At first glance, the MSI RTX 5060 Ti Ventus 2X Plus appears to have a clock speed edge, running its base and boost clocks at 2407 / 2572 MHz versus the Inno3D RTX 5070 Twin X2's 2325 / 2512 MHz. However, raw clock speed is only one part of the performance equation — and in this case, it is the least important one. The RTX 5070 Twin X2 fields significantly more silicon: 6144 shading units, 192 TMUs, and 80 ROPs, compared to the 5060 Ti's 4608, 144, and 48 respectively. More shading units mean more parallel computation per clock, more TMUs handle textures faster, and more ROPs push pixels to the screen more efficiently.
These architectural advantages translate directly into the throughput numbers. The RTX 5070 Twin X2 delivers 30.87 TFLOPS of floating-point performance versus 23.7 TFLOPS for the 5060 Ti — a gap of roughly 30%. The texture rate tells a similar story: 482.3 GTexels/s versus 370.4 GTexels/s. Most telling is the pixel rate, where the 5070 Twin X2 reaches 201 GPixel/s against the 5060 Ti's 123.5 GPixel/s — a difference of over 60%, meaning the 5070 can push considerably more pixels per second, which matters especially at higher resolutions. Memory speed is identical at 1750 MHz on both cards, and both support Double Precision Floating Point, so neither has an advantage in those areas.
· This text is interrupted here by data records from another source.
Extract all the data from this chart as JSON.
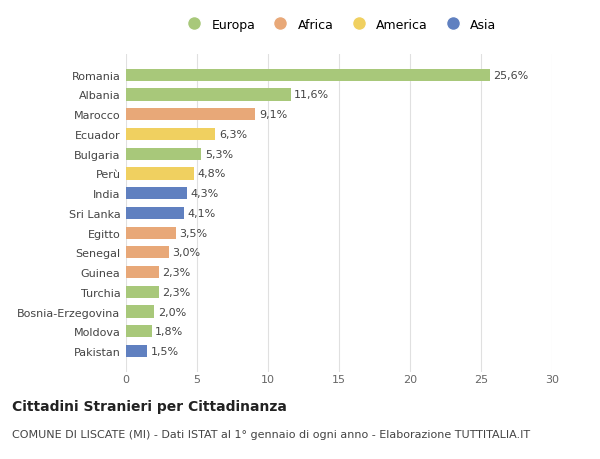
{
  "countries": [
    "Romania",
    "Albania",
    "Marocco",
    "Ecuador",
    "Bulgaria",
    "Perù",
    "India",
    "Sri Lanka",
    "Egitto",
    "Senegal",
    "Guinea",
    "Turchia",
    "Bosnia-Erzegovina",
    "Moldova",
    "Pakistan"
  ],
  "values": [
    25.6,
    11.6,
    9.1,
    6.3,
    5.3,
    4.8,
    4.3,
    4.1,
    3.5,
    3.0,
    2.3,
    2.3,
    2.0,
    1.8,
    1.5
  ],
  "labels": [
    "25,6%",
    "11,6%",
    "9,1%",
    "6,3%",
    "5,3%",
    "4,8%",
    "4,3%",
    "4,1%",
    "3,5%",
    "3,0%",
    "2,3%",
    "2,3%",
    "2,0%",
    "1,8%",
    "1,5%"
  ],
  "continents": [
    "Europa",
    "Europa",
    "Africa",
    "America",
    "Europa",
    "America",
    "Asia",
    "Asia",
    "Africa",
    "Africa",
    "Africa",
    "Europa",
    "Europa",
    "Europa",
    "Asia"
  ],
  "continent_colors": {
    "Europa": "#a8c87a",
    "Africa": "#e8a878",
    "America": "#f0d060",
    "Asia": "#6080c0"
  },
  "legend_order": [
    "Europa",
    "Africa",
    "America",
    "Asia"
  ],
  "title": "Cittadini Stranieri per Cittadinanza",
  "subtitle": "COMUNE DI LISCATE (MI) - Dati ISTAT al 1° gennaio di ogni anno - Elaborazione TUTTITALIA.IT",
  "xlim": [
    0,
    30
  ],
  "xticks": [
    0,
    5,
    10,
    15,
    20,
    25,
    30
  ],
  "bg_color": "#ffffff",
  "grid_color": "#e0e0e0",
  "title_fontsize": 10,
  "subtitle_fontsize": 8,
  "bar_label_fontsize": 8,
  "tick_fontsize": 8,
  "legend_fontsize": 9,
  "bar_height": 0.62
}
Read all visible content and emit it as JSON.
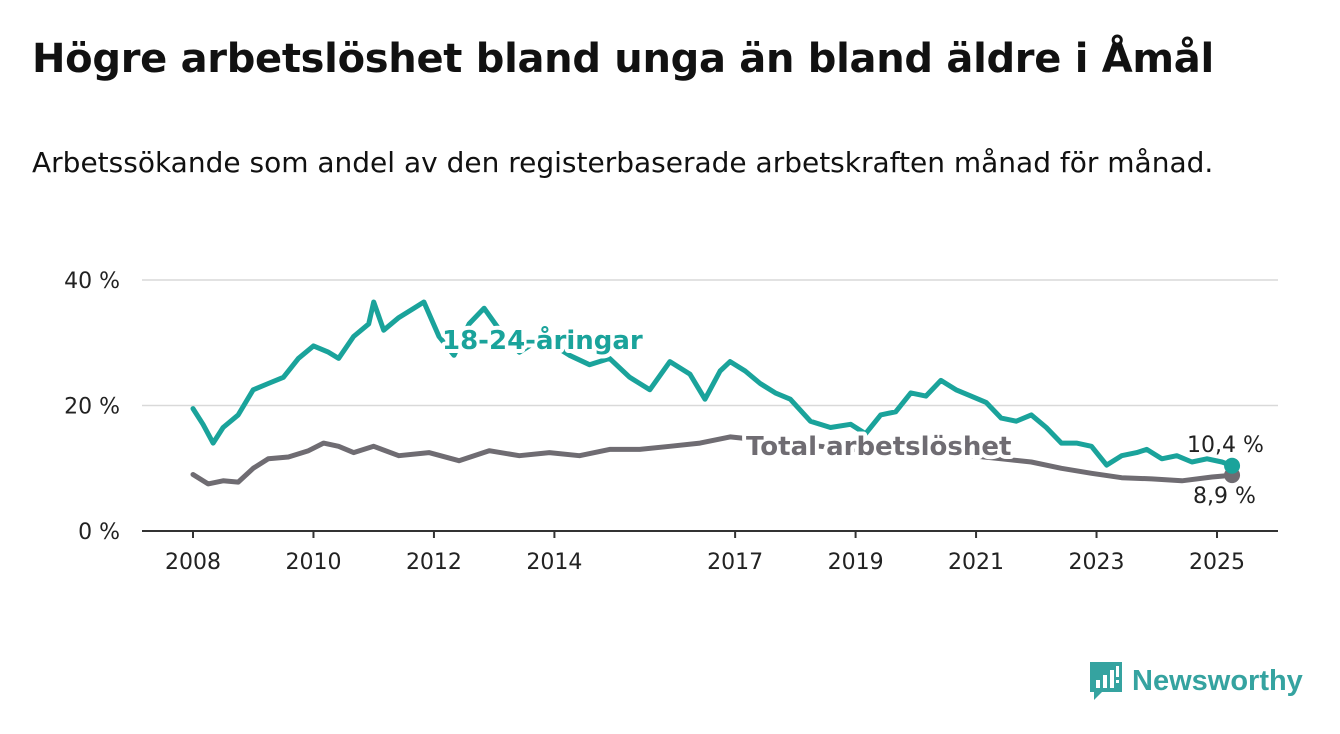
{
  "title": "Högre arbetslöshet bland unga än bland äldre i Åmål",
  "subtitle": "Arbetssökande som andel av den registerbaserade arbetskraften månad för månad.",
  "brand": {
    "name": "Newsworthy",
    "icon": "newsworthy-logo-icon",
    "color": "#35a3a0"
  },
  "chart_data": {
    "type": "line",
    "title": "Högre arbetslöshet bland unga än bland äldre i Åmål",
    "subtitle": "Arbetssökande som andel av den registerbaserade arbetskraften månad för månad.",
    "xlabel": "",
    "ylabel": "",
    "xlim": [
      "2008-01",
      "2025-04"
    ],
    "ylim": [
      0,
      40
    ],
    "y_ticks": [
      0,
      20,
      40
    ],
    "y_tick_labels": [
      "0 %",
      "20 %",
      "40 %"
    ],
    "x_ticks": [
      "2008",
      "2010",
      "2012",
      "2014",
      "2017",
      "2019",
      "2021",
      "2023",
      "2025"
    ],
    "grid": "horizontal",
    "legend": "none",
    "series": [
      {
        "name": "18-24-åringar",
        "color": "#1aa39b",
        "end_label": "10,4 %",
        "points": [
          [
            "2008-01",
            19.5
          ],
          [
            "2008-03",
            17.0
          ],
          [
            "2008-05",
            14.0
          ],
          [
            "2008-07",
            16.5
          ],
          [
            "2008-10",
            18.5
          ],
          [
            "2009-01",
            22.5
          ],
          [
            "2009-04",
            23.5
          ],
          [
            "2009-07",
            24.5
          ],
          [
            "2009-10",
            27.5
          ],
          [
            "2010-01",
            29.5
          ],
          [
            "2010-04",
            28.5
          ],
          [
            "2010-06",
            27.5
          ],
          [
            "2010-09",
            31.0
          ],
          [
            "2010-12",
            33.0
          ],
          [
            "2011-01",
            36.5
          ],
          [
            "2011-03",
            32.0
          ],
          [
            "2011-06",
            34.0
          ],
          [
            "2011-09",
            35.5
          ],
          [
            "2011-11",
            36.5
          ],
          [
            "2012-02",
            31.0
          ],
          [
            "2012-05",
            28.0
          ],
          [
            "2012-08",
            33.0
          ],
          [
            "2012-11",
            35.5
          ],
          [
            "2013-03",
            31.0
          ],
          [
            "2013-06",
            28.5
          ],
          [
            "2013-09",
            30.0
          ],
          [
            "2014-01",
            29.5
          ],
          [
            "2014-04",
            28.0
          ],
          [
            "2014-08",
            26.5
          ],
          [
            "2014-12",
            27.5
          ],
          [
            "2015-04",
            24.5
          ],
          [
            "2015-08",
            22.5
          ],
          [
            "2015-12",
            27.0
          ],
          [
            "2016-04",
            25.0
          ],
          [
            "2016-07",
            21.0
          ],
          [
            "2016-10",
            25.5
          ],
          [
            "2016-12",
            27.0
          ],
          [
            "2017-03",
            25.5
          ],
          [
            "2017-06",
            23.5
          ],
          [
            "2017-09",
            22.0
          ],
          [
            "2017-12",
            21.0
          ],
          [
            "2018-04",
            17.5
          ],
          [
            "2018-08",
            16.5
          ],
          [
            "2018-12",
            17.0
          ],
          [
            "2019-03",
            15.5
          ],
          [
            "2019-06",
            18.5
          ],
          [
            "2019-09",
            19.0
          ],
          [
            "2019-12",
            22.0
          ],
          [
            "2020-03",
            21.5
          ],
          [
            "2020-06",
            24.0
          ],
          [
            "2020-09",
            22.5
          ],
          [
            "2020-12",
            21.5
          ],
          [
            "2021-03",
            20.5
          ],
          [
            "2021-06",
            18.0
          ],
          [
            "2021-09",
            17.5
          ],
          [
            "2021-12",
            18.5
          ],
          [
            "2022-03",
            16.5
          ],
          [
            "2022-06",
            14.0
          ],
          [
            "2022-09",
            14.0
          ],
          [
            "2022-12",
            13.5
          ],
          [
            "2023-03",
            10.5
          ],
          [
            "2023-06",
            12.0
          ],
          [
            "2023-09",
            12.5
          ],
          [
            "2023-11",
            13.0
          ],
          [
            "2024-02",
            11.5
          ],
          [
            "2024-05",
            12.0
          ],
          [
            "2024-08",
            11.0
          ],
          [
            "2024-11",
            11.5
          ],
          [
            "2025-02",
            11.0
          ],
          [
            "2025-04",
            10.4
          ]
        ]
      },
      {
        "name": "Total arbetslöshet",
        "color": "#6f6c72",
        "end_label": "8,9 %",
        "points": [
          [
            "2008-01",
            9.0
          ],
          [
            "2008-04",
            7.5
          ],
          [
            "2008-07",
            8.0
          ],
          [
            "2008-10",
            7.8
          ],
          [
            "2009-01",
            10.0
          ],
          [
            "2009-04",
            11.5
          ],
          [
            "2009-08",
            11.8
          ],
          [
            "2009-12",
            12.8
          ],
          [
            "2010-03",
            14.0
          ],
          [
            "2010-06",
            13.5
          ],
          [
            "2010-09",
            12.5
          ],
          [
            "2011-01",
            13.5
          ],
          [
            "2011-06",
            12.0
          ],
          [
            "2011-12",
            12.5
          ],
          [
            "2012-06",
            11.2
          ],
          [
            "2012-12",
            12.8
          ],
          [
            "2013-06",
            12.0
          ],
          [
            "2013-12",
            12.5
          ],
          [
            "2014-06",
            12.0
          ],
          [
            "2014-12",
            13.0
          ],
          [
            "2015-06",
            13.0
          ],
          [
            "2015-12",
            13.5
          ],
          [
            "2016-06",
            14.0
          ],
          [
            "2016-12",
            15.0
          ],
          [
            "2017-06",
            14.5
          ],
          [
            "2017-12",
            14.0
          ],
          [
            "2018-06",
            13.5
          ],
          [
            "2018-12",
            13.0
          ],
          [
            "2019-06",
            12.8
          ],
          [
            "2019-12",
            12.5
          ],
          [
            "2020-06",
            12.3
          ],
          [
            "2020-12",
            12.0
          ],
          [
            "2021-06",
            11.5
          ],
          [
            "2021-12",
            11.0
          ],
          [
            "2022-06",
            10.0
          ],
          [
            "2022-12",
            9.2
          ],
          [
            "2023-06",
            8.5
          ],
          [
            "2023-12",
            8.3
          ],
          [
            "2024-06",
            8.0
          ],
          [
            "2024-12",
            8.6
          ],
          [
            "2025-04",
            8.9
          ]
        ]
      }
    ]
  }
}
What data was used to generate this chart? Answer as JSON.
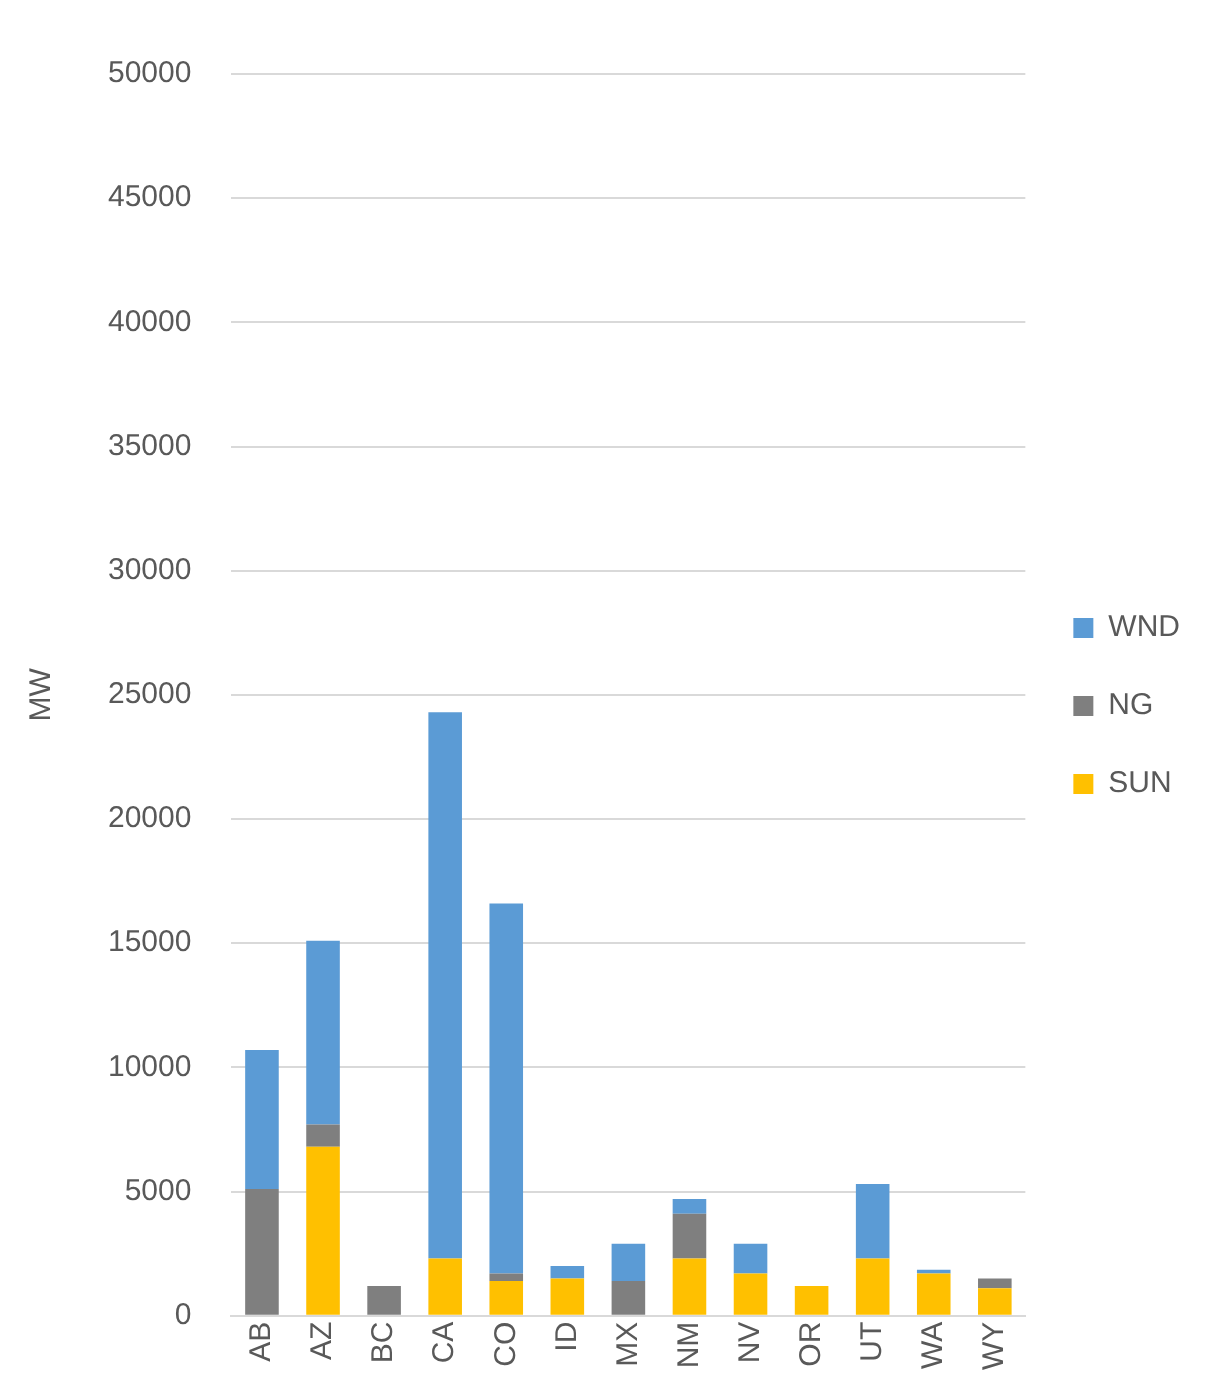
{
  "chart_data": {
    "type": "bar",
    "stacked": true,
    "ylabel": "MW",
    "categories": [
      "AB",
      "AZ",
      "BC",
      "CA",
      "CO",
      "ID",
      "MX",
      "NM",
      "NV",
      "OR",
      "UT",
      "WA",
      "WY"
    ],
    "series": [
      {
        "name": "SUN",
        "color": "#ffc000",
        "values": [
          0,
          6800,
          0,
          2300,
          1400,
          1500,
          0,
          2300,
          1700,
          1200,
          2300,
          1700,
          1100
        ]
      },
      {
        "name": "NG",
        "color": "#7f7f7f",
        "values": [
          5100,
          900,
          1200,
          0,
          300,
          0,
          1400,
          1800,
          0,
          0,
          0,
          0,
          400
        ]
      },
      {
        "name": "WND",
        "color": "#5b9bd5",
        "values": [
          5600,
          7400,
          0,
          22000,
          14900,
          500,
          1500,
          600,
          1200,
          0,
          3000,
          150,
          0
        ]
      }
    ],
    "ylim": [
      0,
      50000
    ],
    "yticks": [
      0,
      5000,
      10000,
      15000,
      20000,
      25000,
      30000,
      35000,
      40000,
      45000,
      50000
    ],
    "grid": "y",
    "legend": "right"
  }
}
The Inno3D RTX 5070 Twin X2 holds a clear and decisive performance advantage in this group. The 5060 Ti's slightly higher clock speeds are entirely overshadowed by the 5070's larger shader array and superior throughput across every major compute and rasterization metric. Users prioritizing raw rendering performance — particularly at 1440p or 4K — will find the 5070 Twin X2 the stronger choice by a meaningful margin.